Doorstop Interview - Parliament House
SUBJECTS: NAPLAN Results
E&OE…
Journalist: So, what do you make of the final NAPLAN results? Is it worrying?
Christopher Pyne: Well, it is worrying because it shows the Government has presided over education stagnation rather than an education revolution. And it’s worrying because it shows the results haven’t changed between 2008 and 2011; the period of this Government. And yet during that time they’ve spent billions and billions of dollars on give-away lap tops and school halls while they’ve abolished literacy programs and maths and science programs so the Government has got its priorities all wrong. The priorities should be maths, science and literacy and numeracy. It shouldn’t be giveaway programs like the laptop program which has blown out by double or the school halls program where we know billions of dollars was funnelled to developers pockets rather than where it needed to be.
Journalist: There are still some areas; obviously more than 90 per cent of students reached minimum standards. Do you see any good in these recent results?
Pyne: Well, you’d hope that the Australian student cohort would – nine out of 10 would reach minimum standards. I have three children of school age myself and I think the minimum standards are that, just the minimum. They all do the NAPLAN and I think the Government can’t really crow about these results. Far from it. What it’s shown is that over the last four years the Government has presided over no net improvement in Education results while they’ve spent close to 20 billion dollars on giveaways and school halls while they’ve cancelled good programs like maths and science programs and literacy and numeracy programs.
Journalist: What do you make of the state results? If you could just give me a general comment of the state by state results.
Pyne: The South Australian results are particularly concerning given that South Australia has gotten backwards in fourteen categories and what it shows is that Jay Weatherill the state Premier who was the Education Minister for most of that time I think for all of that time rather than trying to address the reforms and needs of the education in South Australia sat on his laurels and did nothing. He took a weak approach (which) allowed the Education Department to run the agenda while other states notably Victoria and Western Australia have been powering on with reforms introducing principal autonomy and new benchmarks for teachers. Jay Weatherill presided over stagnation and allowed South Australia’s school cohort to be let down and go backwards.
Journalist: Other states generally?
Pyne: Other states are doing better than South Australia. I think that is the message out of these results. Jay Weatherill far from being a successful Education Minister was in fact one of the states greatest failures as an Education Minister.

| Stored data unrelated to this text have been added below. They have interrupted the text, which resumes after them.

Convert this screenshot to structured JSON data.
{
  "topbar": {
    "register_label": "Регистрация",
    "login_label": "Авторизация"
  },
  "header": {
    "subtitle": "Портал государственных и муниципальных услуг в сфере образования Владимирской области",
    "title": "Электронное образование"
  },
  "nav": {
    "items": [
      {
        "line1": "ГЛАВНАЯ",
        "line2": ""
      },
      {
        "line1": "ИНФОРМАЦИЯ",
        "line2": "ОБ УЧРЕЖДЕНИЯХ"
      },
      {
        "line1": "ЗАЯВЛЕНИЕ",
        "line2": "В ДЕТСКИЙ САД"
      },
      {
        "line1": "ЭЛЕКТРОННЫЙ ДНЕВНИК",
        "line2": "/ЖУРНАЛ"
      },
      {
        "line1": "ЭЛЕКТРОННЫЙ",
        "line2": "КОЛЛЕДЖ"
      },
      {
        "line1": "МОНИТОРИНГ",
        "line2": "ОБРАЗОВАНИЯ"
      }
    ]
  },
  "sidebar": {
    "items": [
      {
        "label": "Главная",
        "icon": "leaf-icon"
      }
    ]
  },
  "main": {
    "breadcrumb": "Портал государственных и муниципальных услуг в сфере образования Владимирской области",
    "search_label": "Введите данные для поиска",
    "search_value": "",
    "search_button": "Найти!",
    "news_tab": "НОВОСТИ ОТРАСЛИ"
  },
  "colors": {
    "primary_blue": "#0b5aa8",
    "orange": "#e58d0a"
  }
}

Journalist: So should the heads roll based on these results?
Pyne: Well I’m surprised Peter Garrett is trumpeting these results. I think what it proves is that Peter Garrett simply isn’t up to the job of being Education Minister which Julia Gillard confirmed by appointing Brendan O’Connor as a junior junior Education Minister to Peter Garrett. Peter Garrett should be addressing the issues of literacy and numeracy, maths and science. He should be recognising that there should be savings made in education where those savings should be channelled back in programs that parents and teachers wanted in literacy and numeracy, and maths and science.
Journalist: What would change under a liberal government?
Pyne: We would dramatically alter the way education is run in Australia today. We would introduce real principal autonomy that was comprehensive that gave principals the opportunity to hire the staff they wanted and to get the best out of them and we would reintroduce things like the education vouchers that focus on literacy and numeracy rather than school halls and laptop give-a-ways which has been this government’s hallmark.